Replies to post #495815 on Anavex Life Sciences Corp (AVXL)

[La Flaca]

I'm surprised by your post here: "OLE is meaningless to anyone with experience .." ? Doctors with good reputations in the ALZ field and alot of experience presented this data at AAIC conference. You must be THE leading ALZ expert in the field posing as DOC328. That's the only explanation for your over the top, generalized post here (If you are, what are you doing here? Go figure it out and help them find a way to combat this terrible disease and don't waste your time here). But then you followed up with this ...

"Missling was likely thinking 'maybe if we give them cool names like ABCLEAR1 and ABCLEAR2 (not to be confused with amyloid beta clearance, lol) we can get some more support from retail. I love the COL24A (or should I say ABCLEAR2) GWAS circular data, classic Missling move - test the hypothesis on the same data used to generate it." ??

I think it's likely that you are not credible.

[Guzzi62]

Not according to this lady, Audrey GABELLE • 3rd Professor of Neurology Consultant for big pharma/startups/biotech:

Quote:

When Early Means Better: 4-Year Blarcamesine Results Reinforce the Case for Timely, Targeted Alzheimer’s Treatment
hashtag#AAIC25

▶️ Watch the full presentation on the promising 4-year outcomes and the role of SIGMAR1 in therapeutic response.

New long-term data from the open-label extension of the Phase IIb/III trial of Blarcamesine (ANAVEX®2-73) continues to strengthen the role of precision medicine in Alzheimer’s care.

This once-daily oral therapy, targeting SIGMAR1 activation and restoration of autophagy, has now shown clinically meaningful and sustained benefits over 4 years, especially when treatment begins early.

📊 Key Highlights from the 4-Year Follow-Up:
✅ ADAS-Cog13 difference vs placebo -3.83 points (P = 0.01)
✅ ADCS-ADL difference vs placebo: +4.3 points (P=0.02)
✅ Durable efficacy in the SIGMAR1 wild-type subgroup (~70% of population) ABCLEAR2 population with at week 192 -5.43 (p=0.003) difference for ADASCOg13 and +9.5 (p<0.0001) difference for ADCS-ADL vs placebo
✅ Favorable safety profile with no death or ARIA
✅ Effect supported by biomarkers across the A/T/N framework

🔬 These results highlight the importance of starting therapy early in the disease course and selecting patients based on molecular profiles — a true precision medicine strategy.

👏 Congratulations to the Anavex team and collaborators for delivering long-term data that brings us closer to personalized, effective care for Alzheimer’s disease.

I believe more in Professor GABELLE than you, "Doc".

She is a specialist in the area and so is Prof. Dr. Marwan Sabbagh that was presenting. Those two knows what they are talking about, you are just a bear/short, hence your 1% chance of approval.

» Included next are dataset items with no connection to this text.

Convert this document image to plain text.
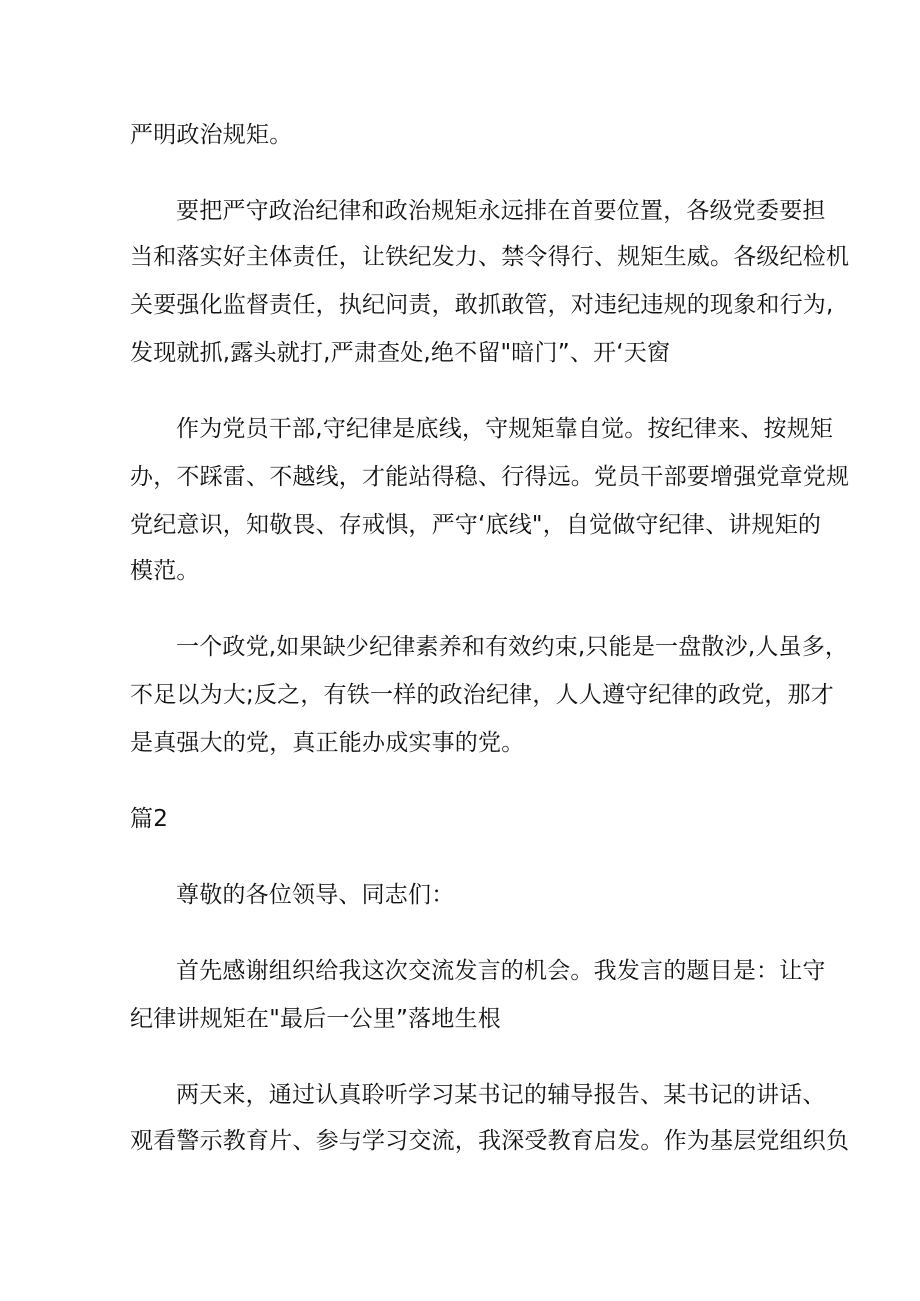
严明政治规矩。
要把严守政治纪律和政治规矩永远排在首要位置，各级党委要担
当和落实好主体责任，让铁纪发力、禁令得行、规矩生威。各级纪检机
关要强化监督责任，执纪问责，敢抓敢管，对违纪违规的现象和行为,
发现就抓,露头就打,严肃查处,绝不留"暗门”、开‘天窗
作为党员干部,守纪律是底线，守规矩靠自觉。按纪律来、按规矩
办，不踩雷、不越线，才能站得稳、行得远。党员干部要增强党章党规
党纪意识，知敬畏、存戒惧，严守‘底线"，自觉做守纪律、讲规矩的
模范。
一个政党,如果缺少纪律素养和有效约束,只能是一盘散沙,人虽多，
不足以为大;反之，有铁一样的政治纪律，人人遵守纪律的政党，那才
是真强大的党，真正能办成实事的党。
篇2
尊敬的各位领导、同志们：
首先感谢组织给我这次交流发言的机会。我发言的题目是：让守
纪律讲规矩在"最后一公里”落地生根
两天来，通过认真聆听学习某书记的辅导报告、某书记的讲话、
观看警示教育片、参与学习交流，我深受教育启发。作为基层党组织负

https://www.linkedin.com/feed/update/urn:li:activity:7356728984144875521/

The OLE was n=300, where did you get the 84% drop out rate from?

https://clinicaltrials.gov/study/NCT04314934#study-overview

You wrote in another post that the SP might drop to 6 bucks? Well, in the unlikely case they withdraw the application, it might.

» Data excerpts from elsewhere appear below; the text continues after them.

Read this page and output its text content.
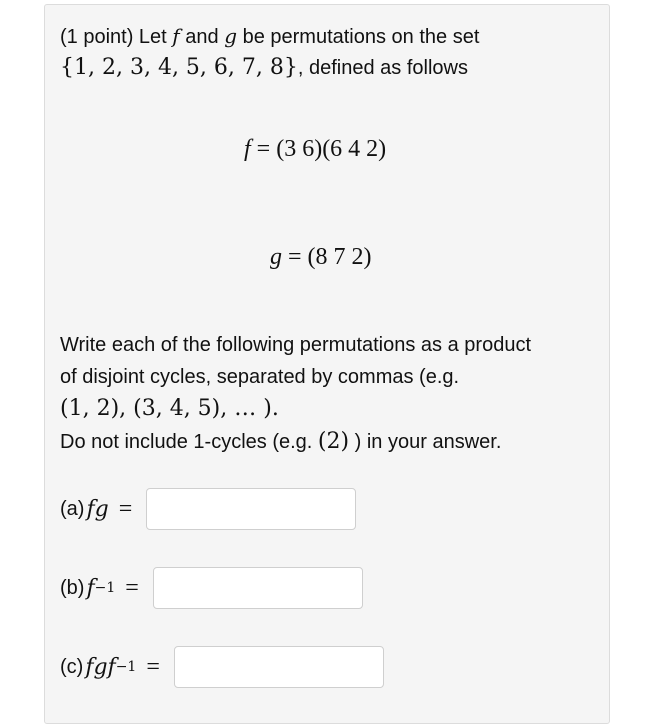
(1 point) Let f and g be permutations on the set
{1, 2, 3, 4, 5, 6, 7, 8}, defined as follows
f = (3 6)(6 4 2)
g = (8 7 2)
Write each of the following permutations as a product
of disjoint cycles, separated by commas (e.g.
(1, 2), (3, 4, 5), … ).
Do not include 1-cycles (e.g. (2) ) in your answer.
(a) fg =
(b) f −1 =
(c) fgf −1 =
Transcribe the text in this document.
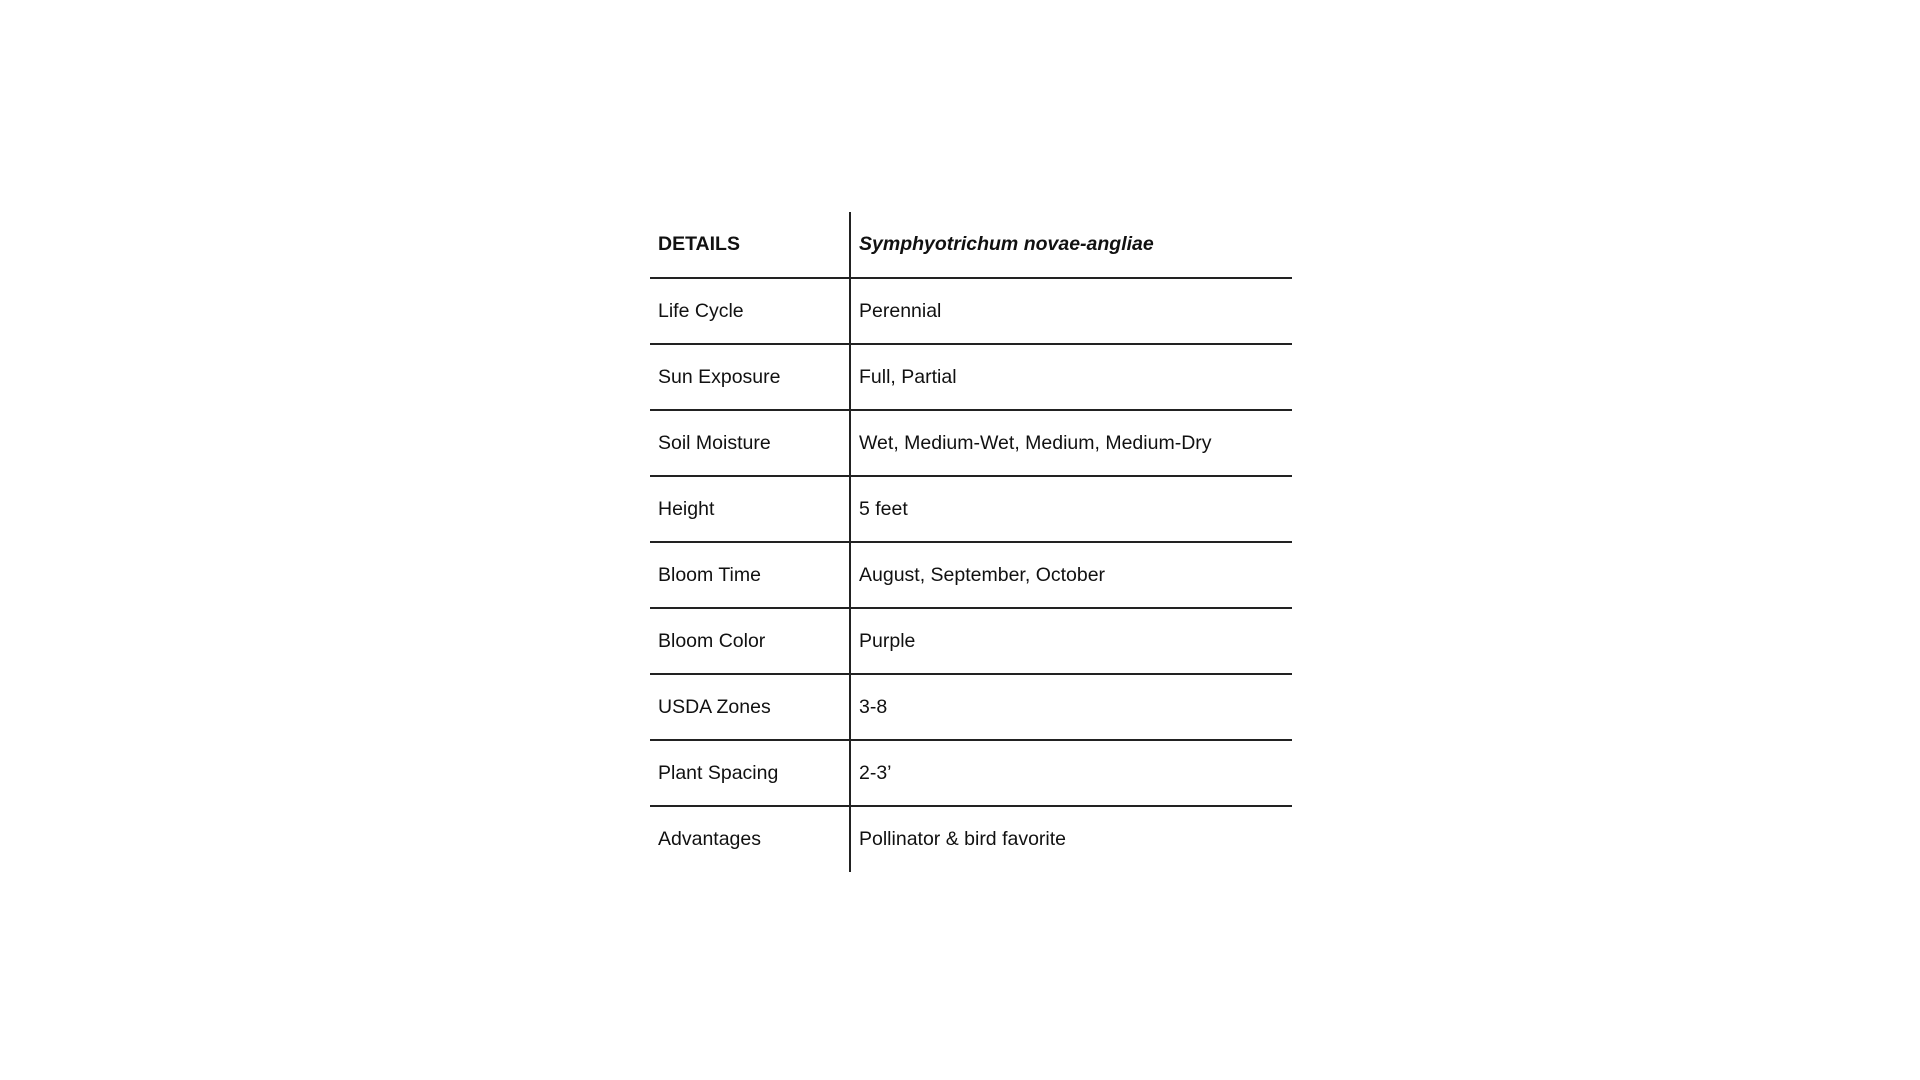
DETAILS	Symphyotrichum novae-angliae
Life Cycle	Perennial
Sun Exposure	Full, Partial
Soil Moisture	Wet, Medium-Wet, Medium, Medium-Dry
Height	5 feet
Bloom Time	August, September, October
Bloom Color	Purple
USDA Zones	3-8
Plant Spacing	2-3’
Advantages	Pollinator & bird favorite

You better cover soon, eh?

[Schmiggins]

Doc: "With an 84% dropout rate from baseline visit, OLE is meaningless to anyone with experience."

So the OLE data is based on only 14% of the original patients?

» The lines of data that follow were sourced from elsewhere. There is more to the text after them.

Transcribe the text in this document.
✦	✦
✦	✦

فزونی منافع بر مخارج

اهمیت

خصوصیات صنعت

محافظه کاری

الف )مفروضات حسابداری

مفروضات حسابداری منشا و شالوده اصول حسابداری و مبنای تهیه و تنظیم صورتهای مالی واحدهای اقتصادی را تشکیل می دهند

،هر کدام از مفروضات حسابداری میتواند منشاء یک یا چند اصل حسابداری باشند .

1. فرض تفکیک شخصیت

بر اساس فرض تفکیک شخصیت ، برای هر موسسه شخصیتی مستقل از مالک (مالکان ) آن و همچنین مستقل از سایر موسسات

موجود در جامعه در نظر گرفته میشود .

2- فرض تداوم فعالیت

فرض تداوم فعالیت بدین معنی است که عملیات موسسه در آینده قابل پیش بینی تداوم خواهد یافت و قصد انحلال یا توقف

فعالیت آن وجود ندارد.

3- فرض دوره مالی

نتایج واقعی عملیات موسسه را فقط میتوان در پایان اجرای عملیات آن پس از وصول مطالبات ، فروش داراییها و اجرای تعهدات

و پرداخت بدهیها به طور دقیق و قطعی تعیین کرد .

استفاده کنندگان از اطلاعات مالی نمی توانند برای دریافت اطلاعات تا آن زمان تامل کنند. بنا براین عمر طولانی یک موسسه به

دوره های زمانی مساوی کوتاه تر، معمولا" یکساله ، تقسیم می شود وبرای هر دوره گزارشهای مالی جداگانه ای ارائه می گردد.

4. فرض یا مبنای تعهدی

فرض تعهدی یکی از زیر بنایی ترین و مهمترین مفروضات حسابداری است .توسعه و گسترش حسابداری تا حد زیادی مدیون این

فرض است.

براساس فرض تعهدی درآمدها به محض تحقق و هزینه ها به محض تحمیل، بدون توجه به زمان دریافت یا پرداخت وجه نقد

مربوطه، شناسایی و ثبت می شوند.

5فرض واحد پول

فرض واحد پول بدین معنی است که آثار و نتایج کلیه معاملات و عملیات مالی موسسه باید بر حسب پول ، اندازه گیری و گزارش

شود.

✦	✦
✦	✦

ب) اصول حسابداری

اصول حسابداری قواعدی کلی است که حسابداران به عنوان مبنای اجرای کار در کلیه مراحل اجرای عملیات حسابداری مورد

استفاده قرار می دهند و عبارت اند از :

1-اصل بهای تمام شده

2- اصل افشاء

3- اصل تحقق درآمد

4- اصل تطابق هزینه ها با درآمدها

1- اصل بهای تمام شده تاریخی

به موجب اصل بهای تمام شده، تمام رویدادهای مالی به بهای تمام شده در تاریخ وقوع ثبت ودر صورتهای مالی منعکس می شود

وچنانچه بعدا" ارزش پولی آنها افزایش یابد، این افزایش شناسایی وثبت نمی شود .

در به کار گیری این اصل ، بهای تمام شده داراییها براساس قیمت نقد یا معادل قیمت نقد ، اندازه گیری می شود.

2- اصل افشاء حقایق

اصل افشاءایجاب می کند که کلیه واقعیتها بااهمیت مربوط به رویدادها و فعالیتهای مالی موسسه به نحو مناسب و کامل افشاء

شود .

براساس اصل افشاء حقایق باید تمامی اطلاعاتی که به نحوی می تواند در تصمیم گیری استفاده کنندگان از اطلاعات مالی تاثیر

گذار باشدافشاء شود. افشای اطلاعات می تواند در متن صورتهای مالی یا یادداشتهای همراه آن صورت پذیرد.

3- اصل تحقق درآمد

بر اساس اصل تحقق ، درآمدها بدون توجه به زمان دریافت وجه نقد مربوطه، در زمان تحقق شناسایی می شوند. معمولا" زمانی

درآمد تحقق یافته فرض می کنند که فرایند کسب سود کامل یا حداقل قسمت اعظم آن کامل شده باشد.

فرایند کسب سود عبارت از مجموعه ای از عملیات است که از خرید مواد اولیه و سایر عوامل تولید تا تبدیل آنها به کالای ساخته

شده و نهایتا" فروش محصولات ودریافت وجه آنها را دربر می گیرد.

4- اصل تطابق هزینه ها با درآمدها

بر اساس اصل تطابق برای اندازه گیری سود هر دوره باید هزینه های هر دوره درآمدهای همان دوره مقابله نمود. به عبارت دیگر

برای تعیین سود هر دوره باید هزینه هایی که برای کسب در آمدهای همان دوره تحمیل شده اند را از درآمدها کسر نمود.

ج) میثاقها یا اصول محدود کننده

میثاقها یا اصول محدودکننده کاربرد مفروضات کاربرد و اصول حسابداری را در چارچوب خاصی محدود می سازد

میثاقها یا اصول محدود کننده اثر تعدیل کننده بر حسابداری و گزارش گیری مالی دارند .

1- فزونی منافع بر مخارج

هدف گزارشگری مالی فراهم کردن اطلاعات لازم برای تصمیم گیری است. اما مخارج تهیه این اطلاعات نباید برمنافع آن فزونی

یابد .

Is it possible the EMA could give approval for just the wild type cohort? It would seem that's the only cohort deserving of the EMA'S time. Could Missling be thinking that that's how it could get approved? It would seem he has to think that.

If not, it would seem his motivation is based on having EU buddies over there who he's counting on giving him a pass. The drug being cheap, a pill, and there's really nothing else as a bit of a fig leaf justification. Could that happen?

Or maybe he figured the EMA head fake could keep interest up until the more powerful Sigmar1 371 drug will show well enough in the Schizo trial in New Jersey to raise money before the EMA failure.

I can see a lot of possibilities but you'll notice almost none of them are based on that trial showing obviously positive results. Other than, as you noted, in that one wild type cohort. I could see the EMA justifying an approval on that one cohort - if they ever do that kind of an approval, or would do such a thing. Any history of that kind of an approval? Anyone?

I've been in Anavex for two years and it's becoming a very strange situation.